El cronista discrepa con el pesimismo sombrío de Fidanza o con el carácter integral que da a la discusión, pero valora su afán de entender que casi todos los hechos graves que suceden tienen raíces más hondas y remotas que el actual oficialismo. En cualquier caso, con palabras propias, que el kirchnercentrismo es una óptica que distorsiona.

La segunda subjetividad, que este escriba supone más conectada con la notable columna de González, es que un sistema democrático no puede responder a un crimen político exclusivamente con su (más vale acuciante) dilucidación en sede penal. Escribió González: “Investigación. Desde ya. Condenas. Desde ya. Proyectos para desmantelar los nódulos de complicidad burocrática e instrumental que abriga a un tropel de asesinos asalariados. Desde ya. Pero, sobre todo, poder renovar la vida política con una cuota excepcional de esfuerzos, que espero todos podamos recrear en nuestra conciencia”. Una muerte, se parafrasea, tiene ser elaborada como promotora de cambios: de leyes, de sistemas, de elencos de gestión eventualmente. Un asesinato no puede pasar sin generar cambios, ni la justicia real puede ser relegada al Poder Judicial, exclusivamente. El asesinato agrede al sistema político, debe convulsionar fronteras y rutinas.
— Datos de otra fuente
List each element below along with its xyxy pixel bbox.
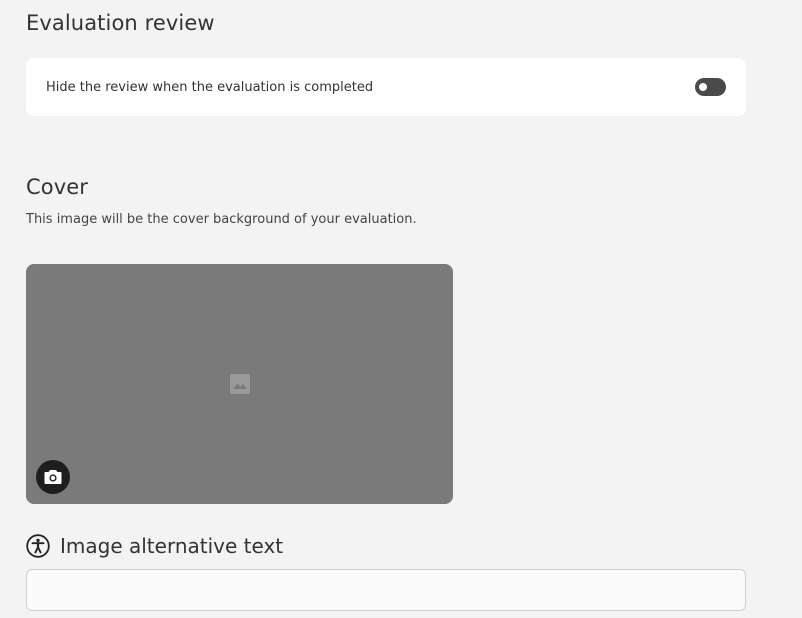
camera-icon: [44, 470, 62, 484]
toggle-knob: [699, 83, 707, 91]
cover-description: This image will be the cover background …: [26, 212, 417, 227]
upload-cover-button[interactable]: [36, 460, 70, 494]
hide-review-toggle[interactable]: [695, 78, 726, 96]
evaluation-review-title: Evaluation review: [26, 11, 215, 35]
hide-review-card: Hide the review when the evaluation is c…: [26, 58, 746, 116]
hide-review-label: Hide the review when the evaluation is c…: [46, 79, 374, 95]
image-icon: [230, 374, 250, 394]
alt-text-label: Image alternative text: [60, 534, 284, 558]
settings-page: Evaluation review Hide the review when t…: [0, 0, 802, 618]
alt-text-heading: Image alternative text: [26, 533, 283, 559]
cover-title: Cover: [26, 175, 88, 199]
cover-image-preview[interactable]: [26, 264, 453, 504]
accessibility-icon: [26, 534, 50, 558]
alt-text-input[interactable]: [26, 569, 746, 611]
A diferencia de Fidanza, el cronista cree que, ambivalente y contradictoria, la sociedad argentina es vivaz y progresa. Padeció (generó) azotes tremendos en menos de cuarenta años: el atroz final del peronismo de Perón, la dictadura con el terrorismo de Estado, varios fiascos democráticos, la arrasadora eficacia regresiva del menemismo, la crisis de comienzos de este siglo. De todas sobrevivió, en muchos casos generando formidables instancias de organización social y popular.
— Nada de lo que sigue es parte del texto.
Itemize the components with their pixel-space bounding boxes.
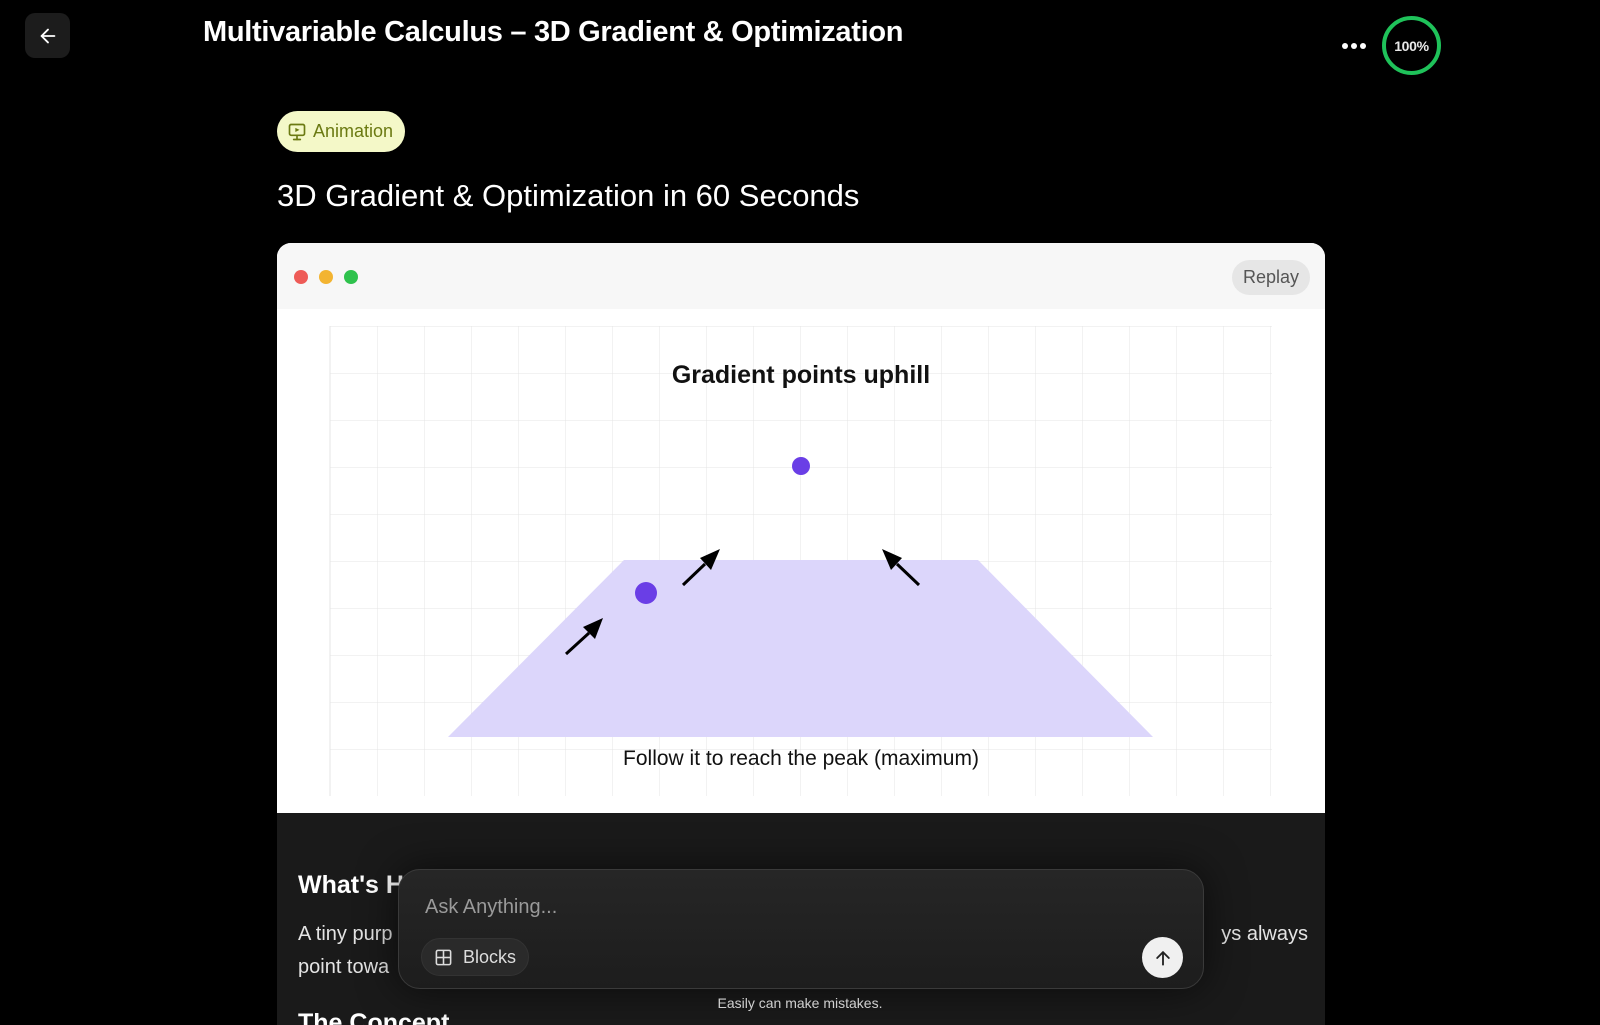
- blocks-button[interactable]: Blocks: [421, 938, 530, 976]
- disclaimer-text: Easily can make mistakes.: [717, 995, 883, 1011]
- more-horizontal-icon: [1342, 43, 1366, 49]
- ask-input[interactable]: [425, 892, 1025, 922]
- animation-caption: Follow it to reach the peak (maximum): [623, 747, 979, 770]
- progress-indicator: 100%: [1382, 16, 1441, 75]
- animation-window-bar: Replay: [277, 243, 1325, 309]
- window-close-dot: [294, 270, 308, 284]
- explanation-heading: What's H: [298, 871, 404, 899]
- animation-canvas: Gradient points uphill Follow it to reac…: [329, 326, 1272, 796]
- peak-point: [792, 457, 810, 475]
- window-minimize-dot: [319, 270, 333, 284]
- back-button[interactable]: [25, 13, 70, 58]
- tag-label: Animation: [313, 121, 394, 141]
- replay-button[interactable]: Replay: [1231, 260, 1310, 295]
- paragraph-line1-left: A tiny purp: [298, 923, 393, 945]
- arrow-left-icon: [40, 28, 55, 43]
- send-button[interactable]: [1142, 937, 1183, 978]
- page-title: Multivariable Calculus – 3D Gradient & O…: [203, 16, 904, 48]
- grid-icon: [435, 949, 452, 965]
- blocks-label: Blocks: [463, 946, 517, 967]
- block-type-tag: Animation: [277, 111, 406, 152]
- chat-composer: Blocks: [398, 869, 1204, 989]
- animation-heading: Gradient points uphill: [672, 361, 930, 389]
- presentation-icon: [288, 123, 306, 140]
- paragraph-line2: point towa: [298, 956, 390, 978]
- progress-label: 100%: [1394, 37, 1429, 54]
- arrow-up-icon: [1155, 950, 1170, 966]
- paragraph-line1-right: ys always: [1221, 923, 1308, 945]
- moving-point: [635, 582, 657, 604]
- more-options-button[interactable]: [1338, 30, 1370, 62]
- animation-card: Replay Gradient points uphill Follow it …: [277, 243, 1325, 813]
- block-title: 3D Gradient & Optimization in 60 Seconds: [277, 178, 860, 213]
- window-maximize-dot: [344, 270, 358, 284]
- concept-heading: The Concept: [298, 1009, 450, 1025]
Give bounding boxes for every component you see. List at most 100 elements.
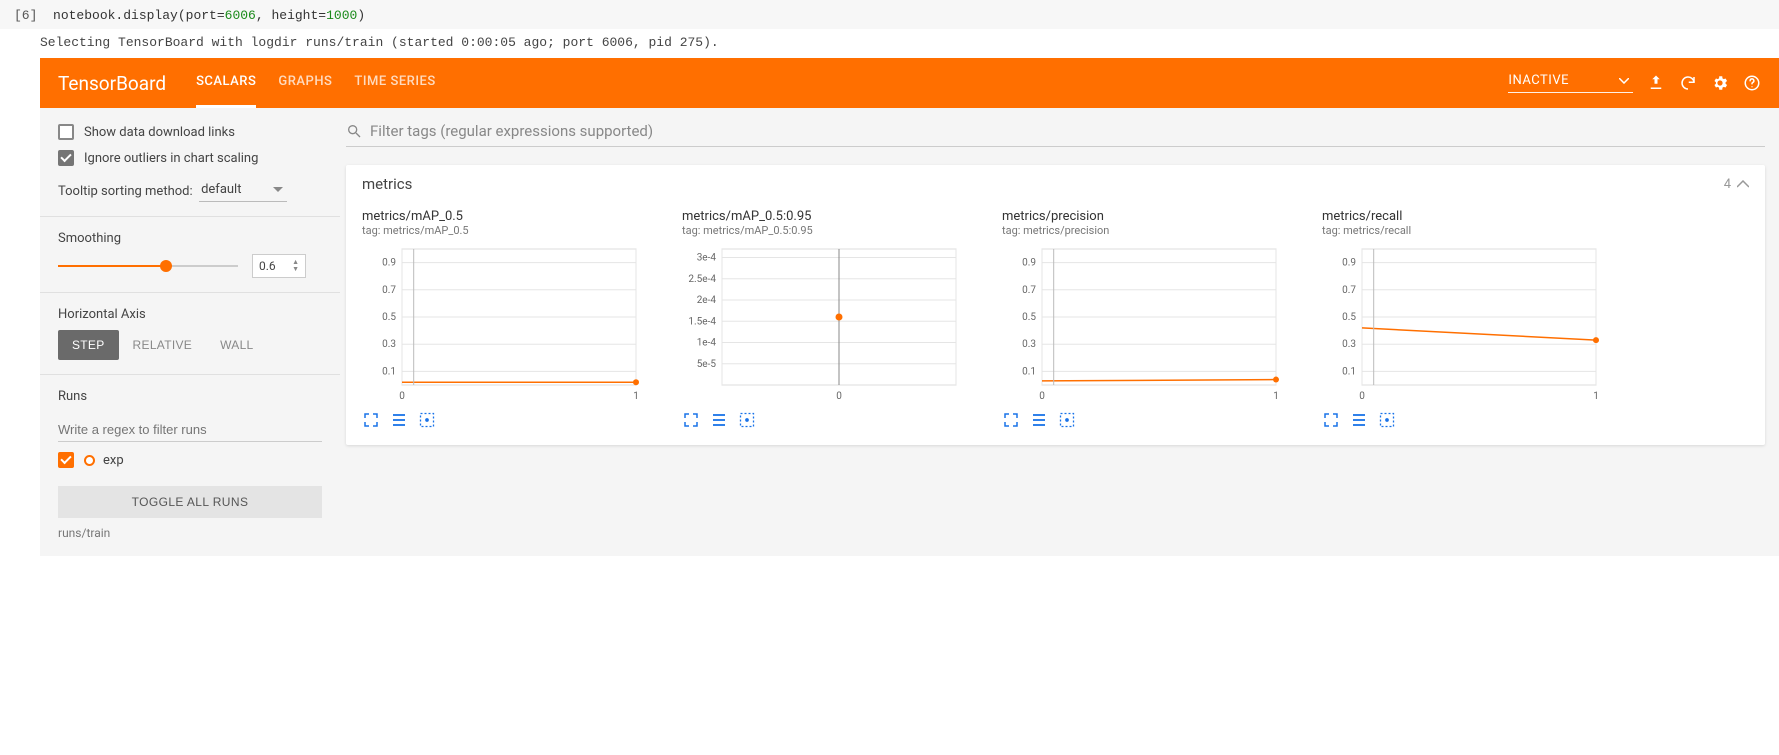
plugin-dropdown[interactable]: INACTIVE [1508,73,1633,93]
tooltip-sort-label: Tooltip sorting method: [58,184,193,199]
run-name: exp [103,453,124,468]
svg-text:0.9: 0.9 [1342,258,1356,269]
tooltip-sort-select[interactable]: default [199,180,287,202]
svg-text:0.1: 0.1 [1022,366,1036,377]
refresh-icon[interactable] [1679,74,1697,92]
list-icon[interactable] [390,411,408,429]
svg-text:3e-4: 3e-4 [697,253,717,264]
chart-tag: tag: metrics/recall [1322,224,1602,237]
fit-icon[interactable] [1378,411,1396,429]
svg-text:0: 0 [1039,391,1045,402]
svg-text:0.3: 0.3 [1342,339,1356,350]
haxis-step-button[interactable]: STEP [58,330,119,360]
smoothing-label: Smoothing [58,231,322,246]
list-icon[interactable] [1350,411,1368,429]
run-color-swatch [84,455,95,466]
svg-text:0.5: 0.5 [1022,312,1036,323]
svg-text:0.5: 0.5 [1342,312,1356,323]
svg-text:0.1: 0.1 [1342,366,1356,377]
nav-tabs: SCALARS GRAPHS TIME SERIES [196,58,436,108]
logdir-label: runs/train [58,526,322,540]
smoothing-input[interactable]: 0.6 ▲▼ [252,254,306,278]
expand-icon[interactable] [362,411,380,429]
svg-text:0.7: 0.7 [1022,285,1036,296]
chart-title: metrics/mAP_0.5 [362,209,642,224]
search-icon [346,123,362,139]
svg-text:0.9: 0.9 [1022,258,1036,269]
checkbox-show-download[interactable] [58,124,74,140]
tb-header: TensorBoard SCALARS GRAPHS TIME SERIES I… [40,58,1779,108]
chart-plot[interactable]: 5e-5 1e-4 1.5e-4 2e-4 2.5e-4 3e-4 0 [682,243,962,403]
list-icon[interactable] [710,411,728,429]
chart-title: metrics/mAP_0.5:0.95 [682,209,962,224]
chart-block: metrics/mAP_0.5:0.95 tag: metrics/mAP_0.… [682,209,962,429]
main-panel: Filter tags (regular expressions support… [340,108,1779,556]
chart-tag: tag: metrics/precision [1002,224,1282,237]
help-icon[interactable] [1743,74,1761,92]
chevron-down-icon [273,187,283,193]
expand-icon[interactable] [1002,411,1020,429]
svg-text:2.5e-4: 2.5e-4 [688,274,716,285]
chart-tag: tag: metrics/mAP_0.5 [362,224,642,237]
notebook-code-cell: [6] notebook.display(port=6006, height=1… [0,0,1779,29]
run-checkbox-exp[interactable] [58,452,74,468]
card-header[interactable]: metrics 4 [346,165,1765,203]
tab-graphs[interactable]: GRAPHS [278,58,332,108]
section-title: metrics [362,175,412,193]
expand-icon[interactable] [682,411,700,429]
haxis-label: Horizontal Axis [58,307,322,322]
fit-icon[interactable] [418,411,436,429]
svg-text:1: 1 [1273,391,1279,402]
svg-text:0.5: 0.5 [382,312,396,323]
svg-text:0: 0 [836,391,842,402]
expand-icon[interactable] [1322,411,1340,429]
chart-title: metrics/precision [1002,209,1282,224]
status-label: INACTIVE [1508,73,1569,88]
svg-text:0.9: 0.9 [382,258,396,269]
runs-label: Runs [58,389,322,404]
chevron-up-icon [1737,180,1749,188]
notebook-output: Selecting TensorBoard with logdir runs/t… [0,29,1779,58]
haxis-wall-button[interactable]: WALL [206,330,267,360]
section-count: 4 [1724,177,1731,192]
haxis-relative-button[interactable]: RELATIVE [119,330,207,360]
svg-text:0.7: 0.7 [382,285,396,296]
checkbox-ignore-outliers[interactable] [58,150,74,166]
cell-index: [6] [14,8,37,23]
tensorboard-frame: TensorBoard SCALARS GRAPHS TIME SERIES I… [40,58,1779,556]
svg-text:0.3: 0.3 [1022,339,1036,350]
svg-text:2e-4: 2e-4 [697,295,717,306]
list-icon[interactable] [1030,411,1048,429]
tag-filter-placeholder: Filter tags (regular expressions support… [370,122,653,140]
chart-plot[interactable]: 0.10.30.50.70.9 01 [1322,243,1602,403]
svg-text:1e-4: 1e-4 [697,338,717,349]
chart-plot[interactable]: 0.1 0.3 0.5 0.7 0.9 0 1 [1002,243,1282,403]
fit-icon[interactable] [738,411,756,429]
chart-plot[interactable]: 0.10.30.50.70.9 01 [362,243,642,403]
runs-filter-input[interactable] [58,418,322,442]
svg-text:0: 0 [399,391,405,402]
chevron-down-icon [1619,78,1629,84]
svg-text:0: 0 [1359,391,1365,402]
fit-icon[interactable] [1058,411,1076,429]
svg-text:1.5e-4: 1.5e-4 [688,316,716,327]
svg-text:0.3: 0.3 [382,339,396,350]
smoothing-slider[interactable] [58,256,238,276]
chart-block: metrics/mAP_0.5 tag: metrics/mAP_0.5 0.1… [362,209,642,429]
svg-text:5e-5: 5e-5 [697,359,717,370]
tab-time-series[interactable]: TIME SERIES [354,58,435,108]
tab-scalars[interactable]: SCALARS [196,58,256,108]
settings-icon[interactable] [1711,74,1729,92]
chart-block: metrics/recall tag: metrics/recall 0.1 0.… [1322,209,1602,429]
chart-tag: tag: metrics/mAP_0.5:0.95 [682,224,962,237]
sidebar: Show data download links Ignore outliers… [40,108,340,556]
app-title: TensorBoard [58,72,166,95]
svg-text:1: 1 [633,391,639,402]
svg-text:1: 1 [1593,391,1599,402]
label-show-download: Show data download links [84,125,235,140]
toggle-all-runs-button[interactable]: TOGGLE ALL RUNS [58,486,322,518]
chart-block: metrics/precision tag: metrics/precision… [1002,209,1282,429]
chart-title: metrics/recall [1322,209,1602,224]
tag-filter[interactable]: Filter tags (regular expressions support… [346,122,1765,147]
upload-icon[interactable] [1647,74,1665,92]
En contados años concretó logros interesantes, hasta ejemplares: derechos humanos, matrimonio igualitario, ley de medios, ampliación gigante del universo de jubilados. Subió un escalón aunque sigue en una cuerda floja que signó su historia. Castigar a los culpables penales, condenar en otras instancias a los responsables políticos, empresarios o gremiales, es parte de la tarea. La otra es entender que el asesinato de Ferreyra no fue un delirio de un bravabarra o un ataque de furia de algunos burócratas, sino un síntoma de lacras vigentes, de cosas para cambiar. No para volver atrás el péndulo de la historia, no para derogar lo avanzado, sino para sustentarlo.

Es muy difícil, el cronista renuncia a la tentación o al facilismo de formular propuestas que deben surgir de un debate amplio y plural. Pero es imprescindible.